All Vasthy La MaDrid, 21, wants is to graduate from Arizona State University and start her career as a teacher, but President Trump could put a wrench in those plans if he goes ahead and ends the Deferred Action for Childhood Arrivals program known as DACA.
"This is definitely a scary time for me," said La MaDrid. "Without DACA, there is this fear - will I be deported? Will I be targeted? It's hard to wake up every day with this feeling of uncertainty of what your future will look like."
The ASU political science major is just like 800,000 other undocumented immigrants, who were brought to the U.S. as children.

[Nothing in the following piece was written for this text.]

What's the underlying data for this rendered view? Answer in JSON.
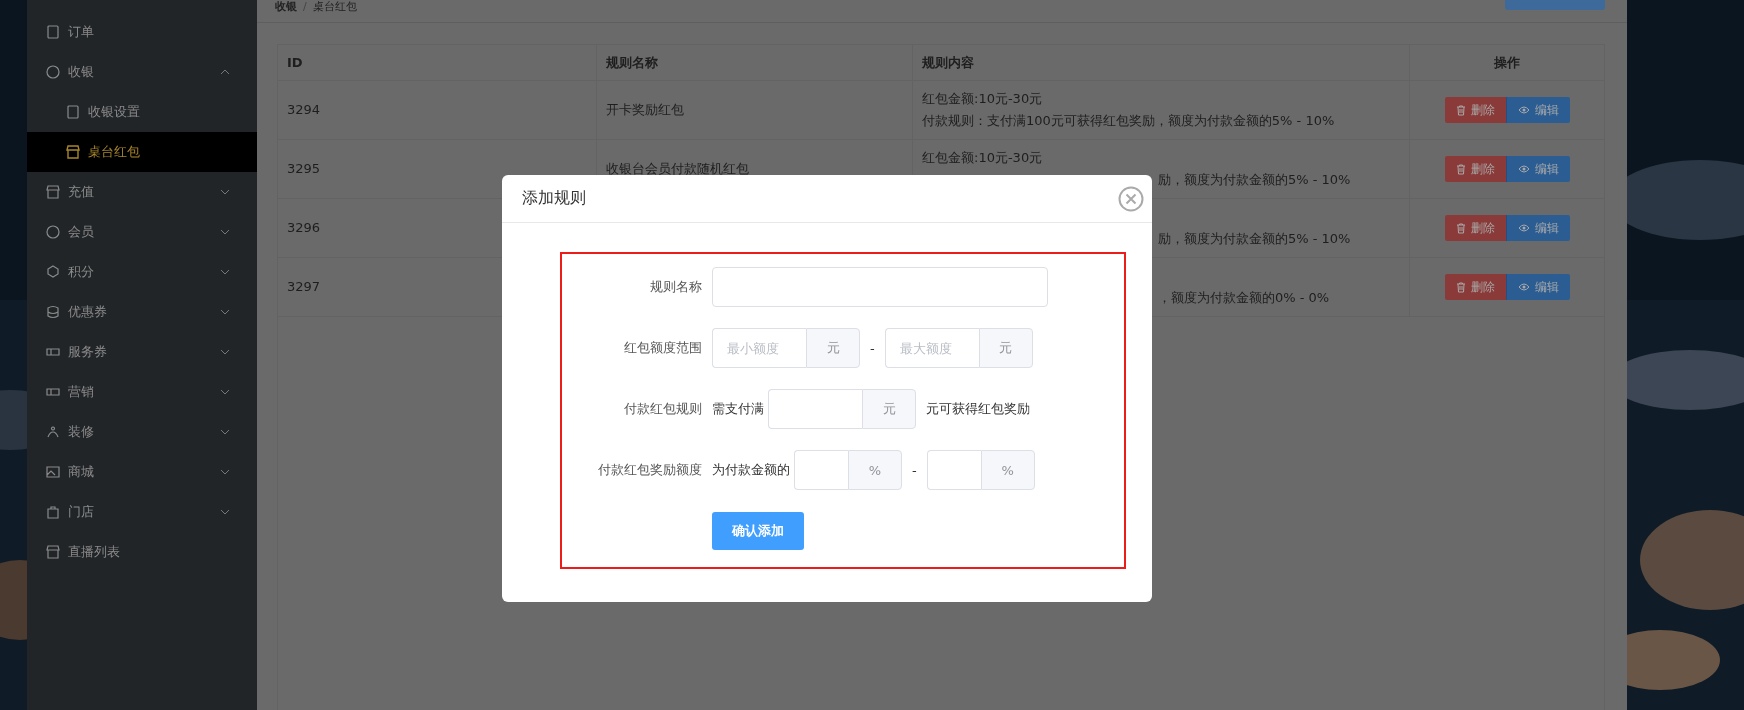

[READ MORE: US immigration: DACA and Dreamers explained]
They are now in danger of losing their legal status if DACA goes away.
The program has given so-called "Dreamers" a chance to come out of the shadows - go to college - get a job - without the fear of deportation.
[READ MORE: DACA on the brink]
ASU senior Edder Diaz Martinez is hoping that if Trump gets rid of DACA, then Congress will step up and pass a law to keep the program in place.
"All we want is to continue to contribute to the economy and to our communities the same way we have been doing," said Martinez.
"I think a lot of people in Congress people do have compassion," said La Madrid. "I sort of need them to really take action. We don't have time to wait. Without DACA, our lives would be uprooted. For a lot of people, they would feel their lives were being destroyed."